From Metaverse Ambitions to Pragmatic Focus

Improbable rode the metaverse wave of 2021 and 2022 with visible enthusiasm, launching MSquared (now branded as a distinct initiative) to build an open, interoperable network of virtual worlds. The vision was sweeping: a metaverse not owned by any single corporation, underpinned by decentralised technology and web3 principles. The company invested heavily, acquiring studios and forging partnerships to populate this network with experiences.

As the broader industry's metaverse hype cooled, Improbable recalibrated. The company shed some of its gaming studio acquisitions and refocused on what it does best, building infrastructure. This pragmatic pivot is characteristic of the company's leadership. Narula, still CEO, has spoken publicly about the difference between believing in a long-term vision and being disciplined about the path toward it.

"We are not building a product for next quarter. We are building the computational fabric for a category of experience that doesn't fully exist yet. That requires patience, rigour, and people who are energised by hard problems rather than easy wins."

The Engineering Culture

Improbable's engineering organisation is, by necessity, unusual. The problems the company tackles sit at the intersection of distributed computing, real-time networking, game engine integration, and cloud orchestration. Teams tend to be small and autonomous, organised around specific technical domains rather than product features. A networking team might spend months optimising how state is replicated across server boundaries, while a runtime team works on the scheduler that decides which servers handle which parts of the simulation.

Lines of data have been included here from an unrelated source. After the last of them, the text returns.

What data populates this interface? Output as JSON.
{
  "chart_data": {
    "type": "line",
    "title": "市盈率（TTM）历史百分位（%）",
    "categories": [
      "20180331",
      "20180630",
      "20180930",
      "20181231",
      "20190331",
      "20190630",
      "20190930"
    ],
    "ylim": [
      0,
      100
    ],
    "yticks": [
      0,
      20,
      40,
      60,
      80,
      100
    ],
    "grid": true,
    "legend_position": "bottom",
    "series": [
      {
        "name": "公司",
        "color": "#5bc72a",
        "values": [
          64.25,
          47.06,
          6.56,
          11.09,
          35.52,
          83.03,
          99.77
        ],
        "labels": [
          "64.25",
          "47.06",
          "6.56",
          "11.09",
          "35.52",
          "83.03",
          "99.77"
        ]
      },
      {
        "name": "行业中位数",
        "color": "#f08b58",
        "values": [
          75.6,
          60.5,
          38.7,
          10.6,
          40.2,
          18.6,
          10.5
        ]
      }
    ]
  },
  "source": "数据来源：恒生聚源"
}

The company uses a mix of languages and tooling. C++ and Rust feature heavily in performance-critical systems. Go and Java appear in platform and infrastructure services. There is a strong internal culture of technical writing, with design documents and post-mortems treated as first-class artefacts. Engineers are expected to articulate not just what they built but why they made the choices they did.

London remains the primary engineering hub, though Improbable maintains teams in other locations. The Spitalfields office reflects the company's personality: open, somewhat understated, with an emphasis on collaborative workspace rather than flashy perks. That said, the compensation and equity packages are competitive with what top-tier London tech companies offer, a reflection of how seriously Improbable takes the calibre of the people it hires.

Working at the Edge

What distinguishes Improbable from many London employers is the nature of its technical challenges. Engineers here are not optimising ad-click pipelines or building yet another SaaS dashboard. They are solving problems in distributed consensus, spatial partitioning, entity lifecycle management at scale, and real-time synchronisation across continents. For the right kind of engineer, this is deeply compelling work.

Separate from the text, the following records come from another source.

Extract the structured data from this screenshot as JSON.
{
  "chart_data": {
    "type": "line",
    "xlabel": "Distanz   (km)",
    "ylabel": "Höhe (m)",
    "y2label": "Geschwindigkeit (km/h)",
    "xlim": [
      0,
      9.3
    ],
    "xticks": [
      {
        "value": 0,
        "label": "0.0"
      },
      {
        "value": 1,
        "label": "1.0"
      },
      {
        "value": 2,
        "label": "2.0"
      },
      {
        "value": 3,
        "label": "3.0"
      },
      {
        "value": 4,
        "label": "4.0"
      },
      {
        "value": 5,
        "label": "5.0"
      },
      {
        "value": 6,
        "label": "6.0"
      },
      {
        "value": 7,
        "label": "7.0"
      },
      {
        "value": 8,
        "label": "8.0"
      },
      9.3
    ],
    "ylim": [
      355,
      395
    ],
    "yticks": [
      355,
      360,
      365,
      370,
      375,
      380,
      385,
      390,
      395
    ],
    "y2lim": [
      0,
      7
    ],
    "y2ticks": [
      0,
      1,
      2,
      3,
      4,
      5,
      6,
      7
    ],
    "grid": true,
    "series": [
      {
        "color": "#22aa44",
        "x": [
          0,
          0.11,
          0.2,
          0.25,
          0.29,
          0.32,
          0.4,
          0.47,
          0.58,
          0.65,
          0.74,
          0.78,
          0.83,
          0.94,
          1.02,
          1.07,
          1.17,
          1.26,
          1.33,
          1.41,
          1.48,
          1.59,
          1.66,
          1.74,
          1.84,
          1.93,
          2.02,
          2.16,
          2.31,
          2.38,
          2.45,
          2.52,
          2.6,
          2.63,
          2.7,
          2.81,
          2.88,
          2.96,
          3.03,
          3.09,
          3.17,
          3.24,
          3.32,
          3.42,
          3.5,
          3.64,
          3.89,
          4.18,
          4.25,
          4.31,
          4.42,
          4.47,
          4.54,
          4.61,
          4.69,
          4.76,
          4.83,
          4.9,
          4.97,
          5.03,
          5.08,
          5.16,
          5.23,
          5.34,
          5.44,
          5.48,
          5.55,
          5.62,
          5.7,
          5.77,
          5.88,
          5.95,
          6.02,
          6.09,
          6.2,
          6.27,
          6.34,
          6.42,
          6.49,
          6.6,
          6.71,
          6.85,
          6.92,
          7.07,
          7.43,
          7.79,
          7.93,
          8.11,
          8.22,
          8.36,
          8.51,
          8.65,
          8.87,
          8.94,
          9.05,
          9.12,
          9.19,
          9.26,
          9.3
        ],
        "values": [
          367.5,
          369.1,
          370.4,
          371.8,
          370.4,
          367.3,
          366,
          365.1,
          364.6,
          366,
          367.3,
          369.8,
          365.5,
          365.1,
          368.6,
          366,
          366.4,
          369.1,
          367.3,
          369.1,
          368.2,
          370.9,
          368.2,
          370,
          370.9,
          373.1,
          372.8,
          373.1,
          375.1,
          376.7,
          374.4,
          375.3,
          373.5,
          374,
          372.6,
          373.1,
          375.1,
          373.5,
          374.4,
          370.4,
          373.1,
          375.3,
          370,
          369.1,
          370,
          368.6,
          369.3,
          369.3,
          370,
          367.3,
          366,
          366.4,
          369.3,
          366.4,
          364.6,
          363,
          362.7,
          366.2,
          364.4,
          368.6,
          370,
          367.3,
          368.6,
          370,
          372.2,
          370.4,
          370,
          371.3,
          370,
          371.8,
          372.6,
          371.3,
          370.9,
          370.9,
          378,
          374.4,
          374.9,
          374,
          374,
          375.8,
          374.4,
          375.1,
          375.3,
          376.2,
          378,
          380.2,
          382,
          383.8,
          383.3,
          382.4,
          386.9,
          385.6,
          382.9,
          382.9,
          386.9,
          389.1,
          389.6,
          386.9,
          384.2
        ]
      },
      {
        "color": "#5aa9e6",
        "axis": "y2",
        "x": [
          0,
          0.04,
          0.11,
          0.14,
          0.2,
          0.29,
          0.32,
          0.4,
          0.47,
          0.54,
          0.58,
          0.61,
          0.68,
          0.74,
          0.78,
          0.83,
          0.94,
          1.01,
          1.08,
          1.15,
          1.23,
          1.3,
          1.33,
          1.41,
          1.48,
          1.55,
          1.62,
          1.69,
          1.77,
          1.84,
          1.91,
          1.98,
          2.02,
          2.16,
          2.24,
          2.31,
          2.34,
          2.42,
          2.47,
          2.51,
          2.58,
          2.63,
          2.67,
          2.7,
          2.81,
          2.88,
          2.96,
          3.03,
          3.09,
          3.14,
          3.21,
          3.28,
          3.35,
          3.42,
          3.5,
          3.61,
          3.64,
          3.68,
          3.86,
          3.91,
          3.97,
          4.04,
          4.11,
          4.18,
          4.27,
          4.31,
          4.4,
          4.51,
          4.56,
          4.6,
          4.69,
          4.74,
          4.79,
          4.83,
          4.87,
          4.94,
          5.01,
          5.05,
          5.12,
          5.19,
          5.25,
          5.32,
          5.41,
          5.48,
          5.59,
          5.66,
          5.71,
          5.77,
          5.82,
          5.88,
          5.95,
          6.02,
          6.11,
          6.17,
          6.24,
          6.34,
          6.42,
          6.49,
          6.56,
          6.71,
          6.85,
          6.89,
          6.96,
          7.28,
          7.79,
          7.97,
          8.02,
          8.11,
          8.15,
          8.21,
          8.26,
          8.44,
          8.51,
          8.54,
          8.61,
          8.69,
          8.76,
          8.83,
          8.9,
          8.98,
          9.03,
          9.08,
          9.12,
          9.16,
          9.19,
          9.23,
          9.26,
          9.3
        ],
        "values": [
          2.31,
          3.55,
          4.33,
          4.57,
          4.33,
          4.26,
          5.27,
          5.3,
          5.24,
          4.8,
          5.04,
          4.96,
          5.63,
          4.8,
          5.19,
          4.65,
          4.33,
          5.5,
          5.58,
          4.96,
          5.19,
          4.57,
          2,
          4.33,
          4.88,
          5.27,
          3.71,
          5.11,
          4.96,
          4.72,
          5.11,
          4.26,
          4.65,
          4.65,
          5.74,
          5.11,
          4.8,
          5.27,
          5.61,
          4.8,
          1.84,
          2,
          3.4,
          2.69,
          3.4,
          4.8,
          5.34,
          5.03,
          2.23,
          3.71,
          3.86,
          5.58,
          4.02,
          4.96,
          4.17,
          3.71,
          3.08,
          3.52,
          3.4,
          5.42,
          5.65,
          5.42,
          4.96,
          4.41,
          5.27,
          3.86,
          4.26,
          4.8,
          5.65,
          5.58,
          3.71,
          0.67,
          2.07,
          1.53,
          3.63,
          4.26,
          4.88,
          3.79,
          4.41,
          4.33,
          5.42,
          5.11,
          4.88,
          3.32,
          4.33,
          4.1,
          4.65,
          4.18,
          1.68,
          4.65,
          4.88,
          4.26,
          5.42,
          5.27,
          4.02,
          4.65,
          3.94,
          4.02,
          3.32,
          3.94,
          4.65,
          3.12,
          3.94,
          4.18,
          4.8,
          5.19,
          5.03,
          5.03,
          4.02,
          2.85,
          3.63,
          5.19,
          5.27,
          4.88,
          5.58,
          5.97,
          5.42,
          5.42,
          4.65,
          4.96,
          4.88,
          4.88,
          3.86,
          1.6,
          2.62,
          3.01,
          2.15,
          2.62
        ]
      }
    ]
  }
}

The company has also invested in its defence and simulation business, which brings its own set of challenges. Security clearances, compliance requirements, and the need for deterministic, reproducible simulations add layers of complexity that consumer-facing products rarely encounter. Engineers who work across both the commercial and defence sides of the business gain an unusually broad perspective.

What Lies Ahead

Improbable's trajectory is not without uncertainty. The metaverse as a cultural moment has faded from headlines, and the company must demonstrate that its technology can sustain viable businesses in the near term while keeping its longer-term bets alive. The defence and simulation work provides steady revenue and credibility. The virtual worlds platform, meanwhile, continues to evolve.

For prospective employees, the question is whether you are drawn to a company that is building something genuinely novel, with all the risk and reward that entails. Improbable is not a safe bet in the way that a large established tech firm might be. It is, however, one of the few places in London where you can work on problems that push the boundaries of what distributed computing can do, in service of experiences that millions of people may one day inhabit.